Inside the Classroom #7 – A satisfaction stemming from snow


As our city practically shut down for a week during the snowiest, coldest week Michigan has seen in decades, signs of closure were everywhere.

28th St’s once-bustling shops turned off their lights, and its snow-covered buildings blended in with the bleak, gray facade of the city. Cascade Rd’s once-busy path was deserted at rush hour, with only a few audacious cars traversing the roads, with dozens of totaled vehicles in ditches serving as warnings of danger.

To put it clearly, FH practically shut down for that one unbelievably frigid week. Aside from staff, few walked in and out of FHPS buildings.

However, you might have noticed that The Central Trend stayed fully functional and running. Truly like a well-oiled machine, each and every published story remained firmly on schedule throughout the snow as stories continued to be cranked out. As if the weather conditions didn’t even exist, our staff continued to submit and publish dozens of stories.

As editors, it elated us to see such obvious dedication from our staff. While each writer was likely stuck in their own homes, features, profiles, editorials, reviews, and columns continued to be written with the same passion, constitution, and quality as always. And it was evident that our readers enjoyed the content from those polar vortex days too; we racked up over 4,000 views during that one freezing week.

The funny thing is, as editors, we never addressed the possibility of an elusive “snow week” to our staff. The snow hit, then school was canceled, and without a single piece of direction, stories were still written by almost every staff member. In my eyes, this one week speaks wonders about the dedication, zeal, and enthusiasm contained within our eighteen writers.

To further our pride, Susannah, Reena, and I also began to submit MIPA entries this week. You might remember the Michigan Interscholastic Press Association, or MIPA, from our field trip to Lansing back in October. In the spring, MIPA conducts a state-wide journalism competition, one that TCT has had wide success with in the past.

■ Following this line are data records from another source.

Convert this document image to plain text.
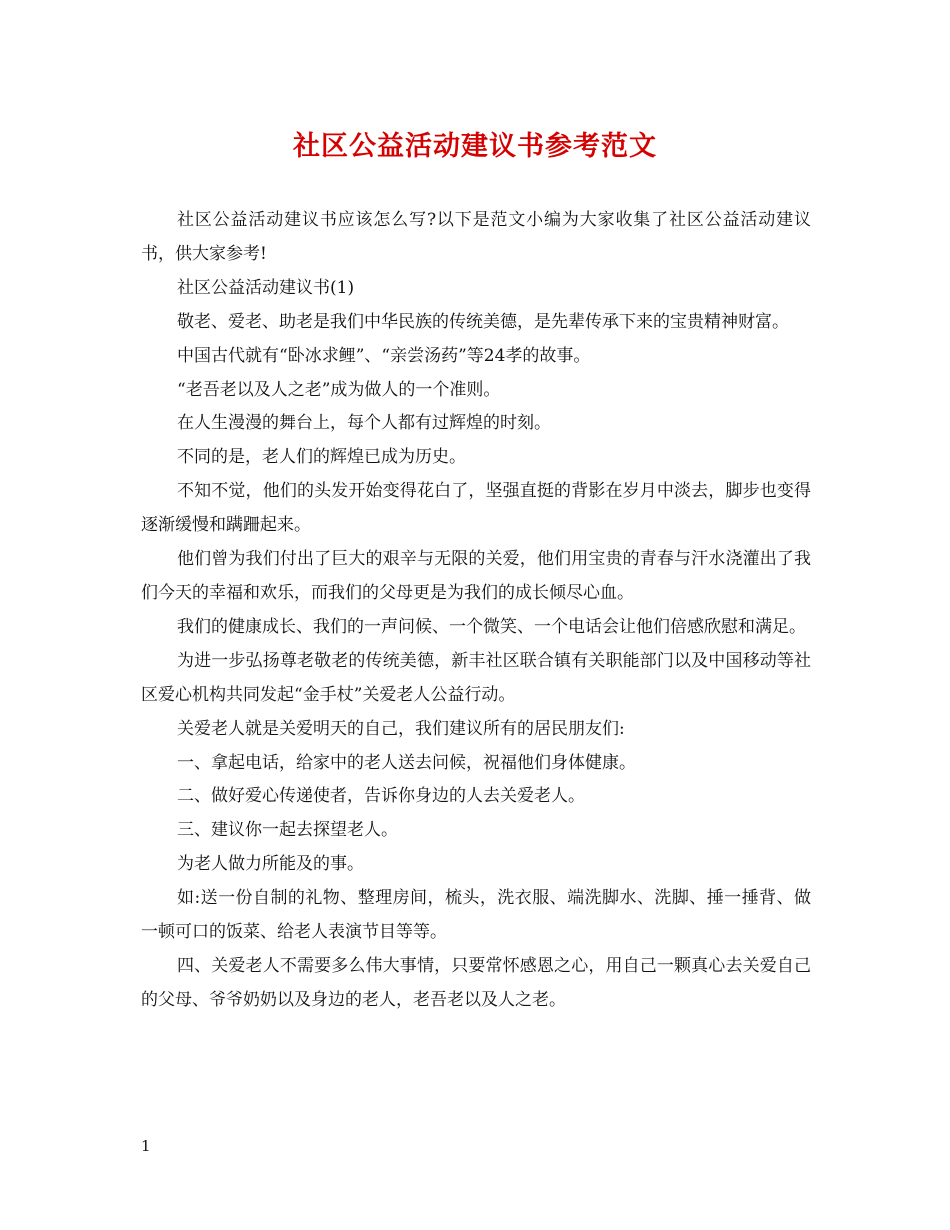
社区公益活动建议书参考范文

社区公益活动建议书应该怎么写?以下是范文小编为大家收集了社区公益活动建议书，供大家参考!

社区公益活动建议书(1)

敬老、爱老、助老是我们中华民族的传统美德，是先辈传承下来的宝贵精神财富。

中国古代就有“卧冰求鲤”、“亲尝汤药”等24孝的故事。

“老吾老以及人之老”成为做人的一个准则。

在人生漫漫的舞台上，每个人都有过辉煌的时刻。

不同的是，老人们的辉煌已成为历史。

不知不觉，他们的头发开始变得花白了，坚强直挺的背影在岁月中淡去，脚步也变得逐渐缓慢和蹒跚起来。

他们曾为我们付出了巨大的艰辛与无限的关爱，他们用宝贵的青春与汗水浇灌出了我们今天的幸福和欢乐，而我们的父母更是为我们的成长倾尽心血。

我们的健康成长、我们的一声问候、一个微笑、一个电话会让他们倍感欣慰和满足。

为进一步弘扬尊老敬老的传统美德，新丰社区联合镇有关职能部门以及中国移动等社区爱心机构共同发起“金手杖”关爱老人公益行动。

关爱老人就是关爱明天的自己，我们建议所有的居民朋友们:

一、拿起电话，给家中的老人送去问候，祝福他们身体健康。

二、做好爱心传递使者，告诉你身边的人去关爱老人。

三、建议你一起去探望老人。

为老人做力所能及的事。

如:送一份自制的礼物、整理房间，梳头，洗衣服、端洗脚水、洗脚、捶一捶背、做一顿可口的饭菜、给老人表演节目等等。

四、关爱老人不需要多么伟大事情，只要常怀感恩之心，用自己一颗真心去关爱自己的父母、爷爷奶奶以及身边的老人，老吾老以及人之老。

1
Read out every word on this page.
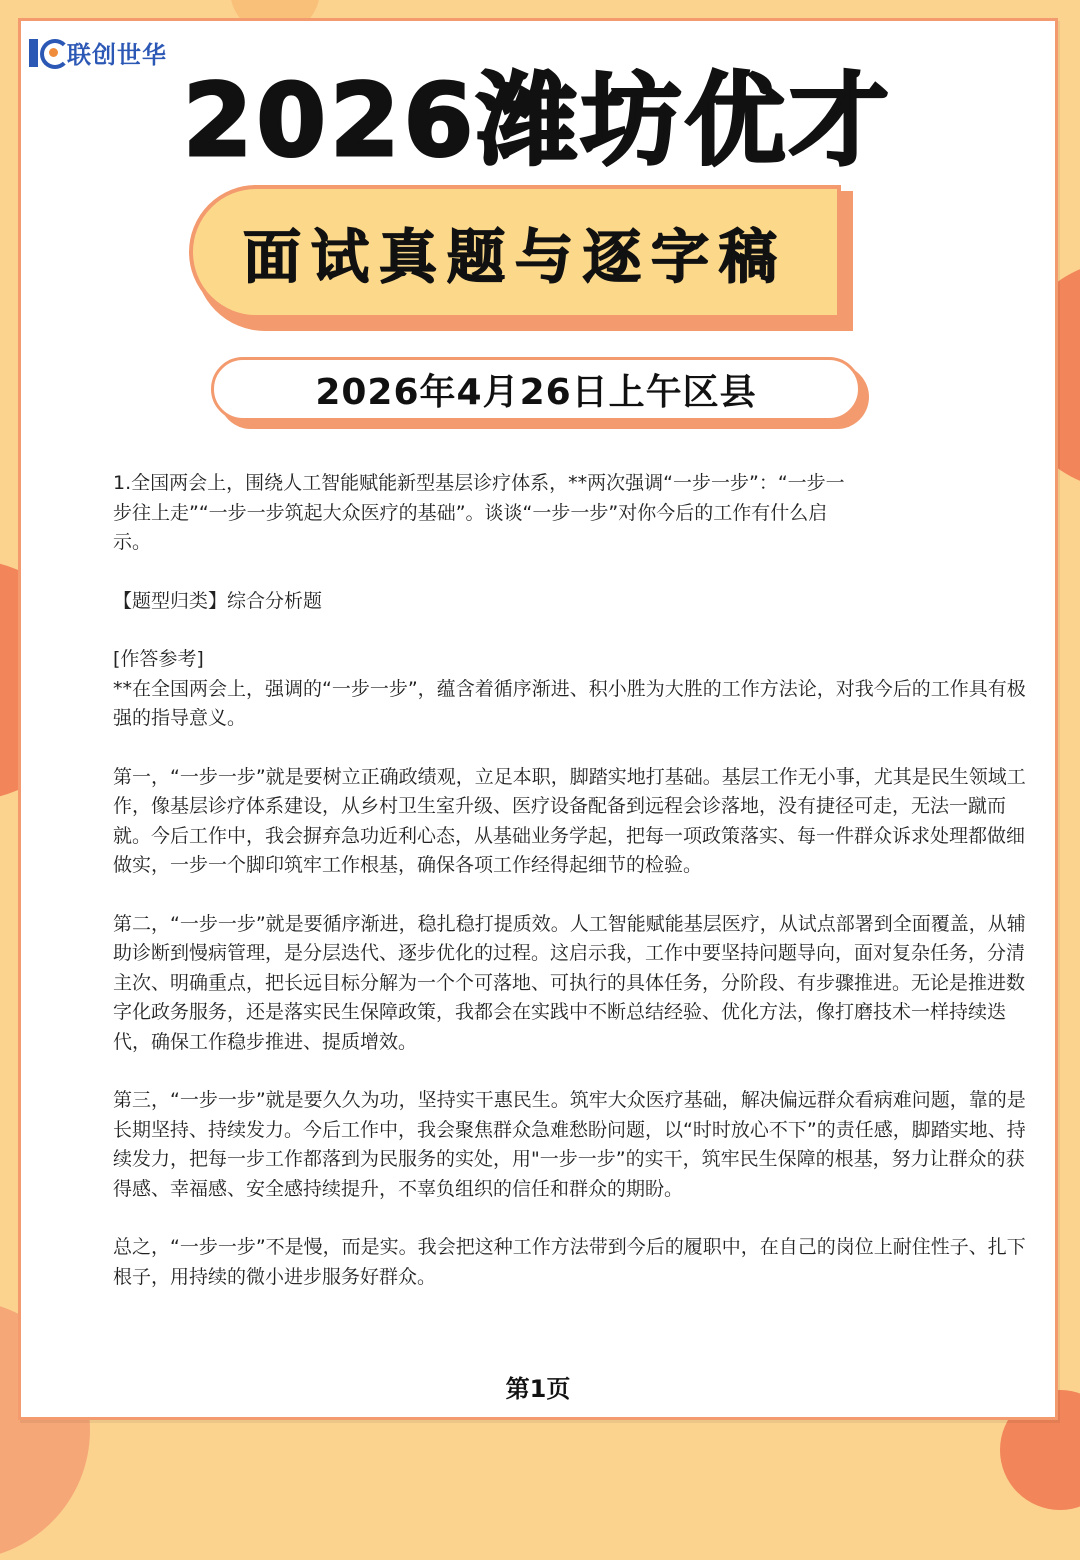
联创世华
2026潍坊优才
面试真题与逐字稿
2026年4月26日上午区县

1.全国两会上，围绕人工智能赋能新型基层诊疗体系，**两次强调“一步一步”：“一步一步往上走”“一步一步筑起大众医疗的基础”。谈谈“一步一步”对你今后的工作有什么启示。

【题型归类】综合分析题

[作答参考]

**在全国两会上，强调的“一步一步”，蕴含着循序渐进、积小胜为大胜的工作方法论，对我今后的工作具有极强的指导意义。

第一，“一步一步”就是要树立正确政绩观，立足本职，脚踏实地打基础。基层工作无小事，尤其是民生领域工作，像基层诊疗体系建设，从乡村卫生室升级、医疗设备配备到远程会诊落地，没有捷径可走，无法一蹴而就。今后工作中，我会摒弃急功近利心态，从基础业务学起，把每一项政策落实、每一件群众诉求处理都做细做实，一步一个脚印筑牢工作根基，确保各项工作经得起细节的检验。

第二，“一步一步”就是要循序渐进，稳扎稳打提质效。人工智能赋能基层医疗，从试点部署到全面覆盖，从辅助诊断到慢病管理，是分层迭代、逐步优化的过程。这启示我，工作中要坚持问题导向，面对复杂任务，分清主次、明确重点，把长远目标分解为一个个可落地、可执行的具体任务，分阶段、有步骤推进。无论是推进数字化政务服务，还是落实民生保障政策，我都会在实践中不断总结经验、优化方法，像打磨技术一样持续迭代，确保工作稳步推进、提质增效。

第三，“一步一步”就是要久久为功，坚持实干惠民生。筑牢大众医疗基础，解决偏远群众看病难问题，靠的是长期坚持、持续发力。今后工作中，我会聚焦群众急难愁盼问题，以“时时放心不下”的责任感，脚踏实地、持续发力，把每一步工作都落到为民服务的实处，用"一步一步”的实干，筑牢民生保障的根基，努力让群众的获得感、幸福感、安全感持续提升，不辜负组织的信任和群众的期盼。

总之，“一步一步”不是慢，而是实。我会把这种工作方法带到今后的履职中，在自己的岗位上耐住性子、扎下根子，用持续的微小进步服务好群众。

第1页
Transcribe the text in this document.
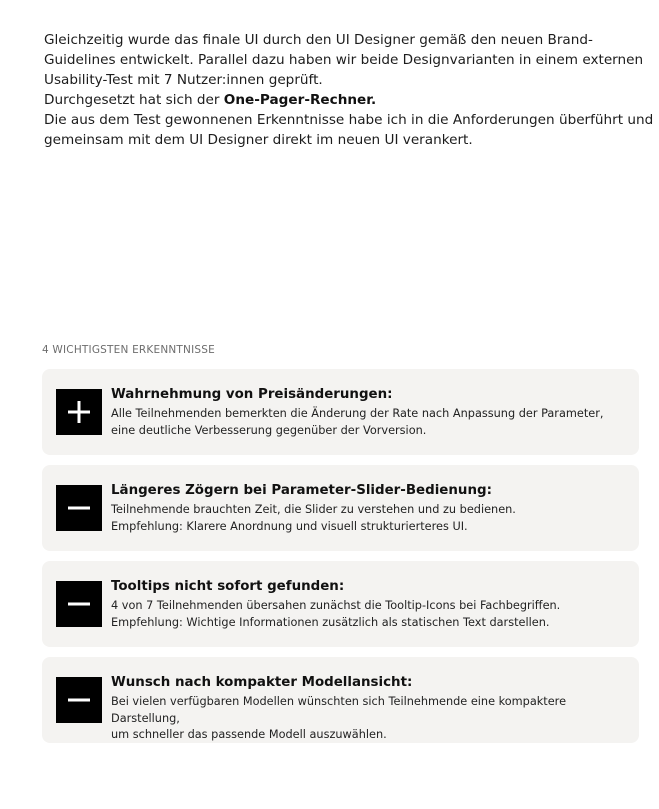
Gleichzeitig wurde das finale UI durch den UI Designer gemäß den neuen Brand-Guidelines entwickelt. Parallel dazu haben wir beide Designvarianten in einem externen Usability-Test mit 7 Nutzer:innen geprüft.

Durchgesetzt hat sich der One-Pager-Rechner.

Die aus dem Test gewonnenen Erkenntnisse habe ich in die Anforderungen überführt und gemeinsam mit dem UI Designer direkt im neuen UI verankert.

4 WICHTIGSTEN ERKENNTNISSE

Wahrnehmung von Preisänderungen:

Alle Teilnehmenden bemerkten die Änderung der Rate nach Anpassung der Parameter,
eine deutliche Verbesserung gegenüber der Vorversion.

Längeres Zögern bei Parameter-Slider-Bedienung:

Teilnehmende brauchten Zeit, die Slider zu verstehen und zu bedienen.
Empfehlung: Klarere Anordnung und visuell strukturierteres UI.

Tooltips nicht sofort gefunden:

4 von 7 Teilnehmenden übersahen zunächst die Tooltip-Icons bei Fachbegriffen.
Empfehlung: Wichtige Informationen zusätzlich als statischen Text darstellen.

Wunsch nach kompakter Modellansicht:

Bei vielen verfügbaren Modellen wünschten sich Teilnehmende eine kompaktere Darstellung,
um schneller das passende Modell auszuwählen.
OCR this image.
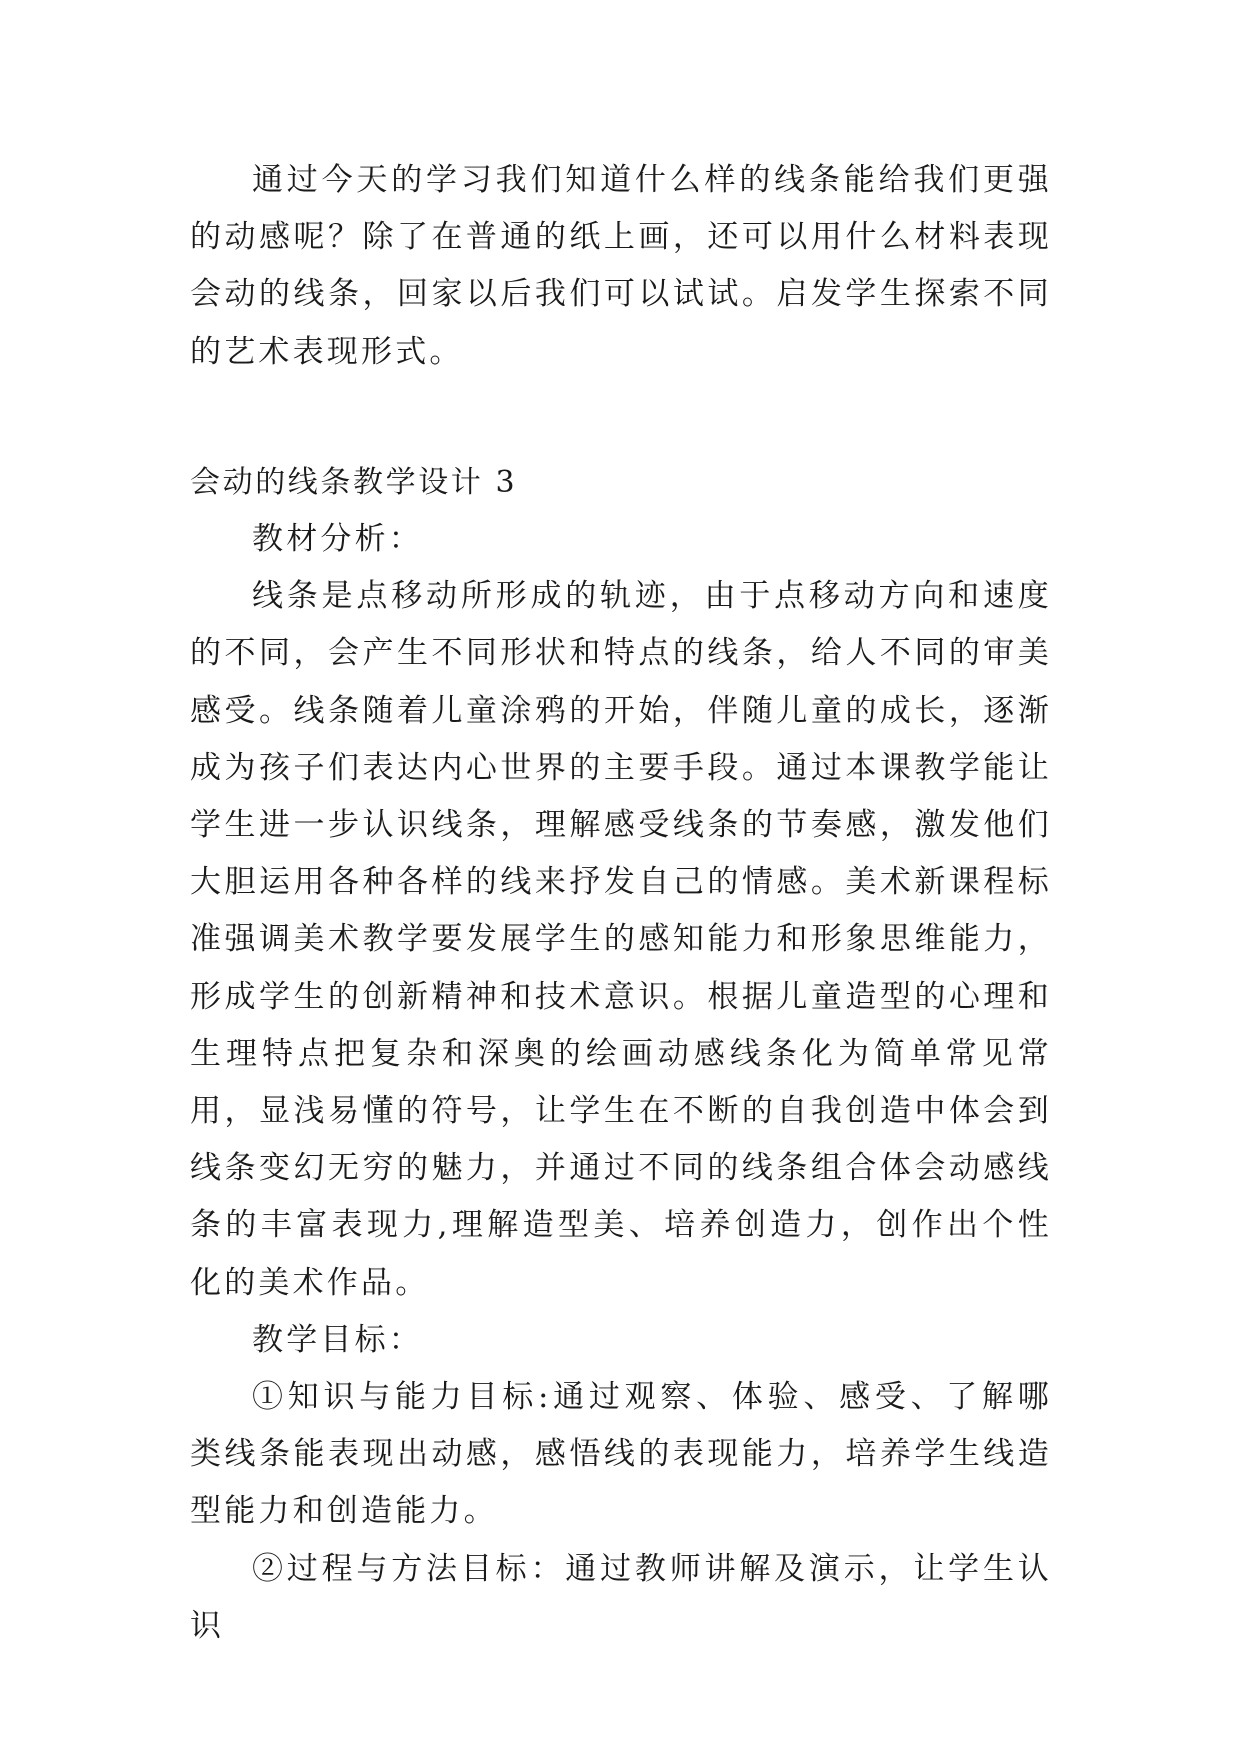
通过今天的学习我们知道什么样的线条能给我们更强的动感呢？除了在普通的纸上画，还可以用什么材料表现会动的线条，回家以后我们可以试试。启发学生探索不同的艺术表现形式。

会动的线条教学设计 3

教材分析：

线条是点移动所形成的轨迹，由于点移动方向和速度的不同，会产生不同形状和特点的线条，给人不同的审美感受。线条随着儿童涂鸦的开始，伴随儿童的成长，逐渐成为孩子们表达内心世界的主要手段。通过本课教学能让学生进一步认识线条，理解感受线条的节奏感，激发他们大胆运用各种各样的线来抒发自己的情感。美术新课程标准强调美术教学要发展学生的感知能力和形象思维能力，形成学生的创新精神和技术意识。根据儿童造型的心理和生理特点把复杂和深奥的绘画动感线条化为简单常见常用，显浅易懂的符号，让学生在不断的自我创造中体会到线条变幻无穷的魅力，并通过不同的线条组合体会动感线条的丰富表现力,理解造型美、培养创造力，创作出个性化的美术作品。

教学目标：

①知识与能力目标:通过观察、体验、感受、了解哪类线条能表现出动感，感悟线的表现能力，培养学生线造型能力和创造能力。

②过程与方法目标：通过教师讲解及演示，让学生认识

As we picked almost two dozen stories, we selected a wide variety of remarkable pieces from an eclectic blend of different writers, each reporting on different topics. In one word, the process of selecting only a few of our stories was exasperating.

We’ve posted hundreds of stories since the start of the school year, and each one holds a distinct splendor unlike any other; each writer holds their own style, and each story is unique in comparison. The one defining factor is the consistent bar of quality between each one. Reviews, in particular, presented a painful challenge for us to narrow down.

Some personal favorites of mine included Amanda’s review on the band Ritt Momney, Abby’s reflection on the quirky Stan Diego, Reena’s piece on the Fyre Festival documentary, and Susannah’s heartfelt analysis of the divine restaurant Forty Acres. A quick look back on any of these pieces immediately demonstrated the incredible caliber of talent we hold, from a high school staff nonetheless. To put it succinctly, it’s inspiring, puts a smile on my face, and truly makes me proud.

It’s a proud moment for the editors of TCT right now, from the performance put forth by our staff during snow week to the unbelievable difficulty we had narrowing down stories to submit for awards. As we enter a demanding period of effort moving into our Senior Edition preparations, we hold nothing but excitement for the content that our gifted staff will publish next.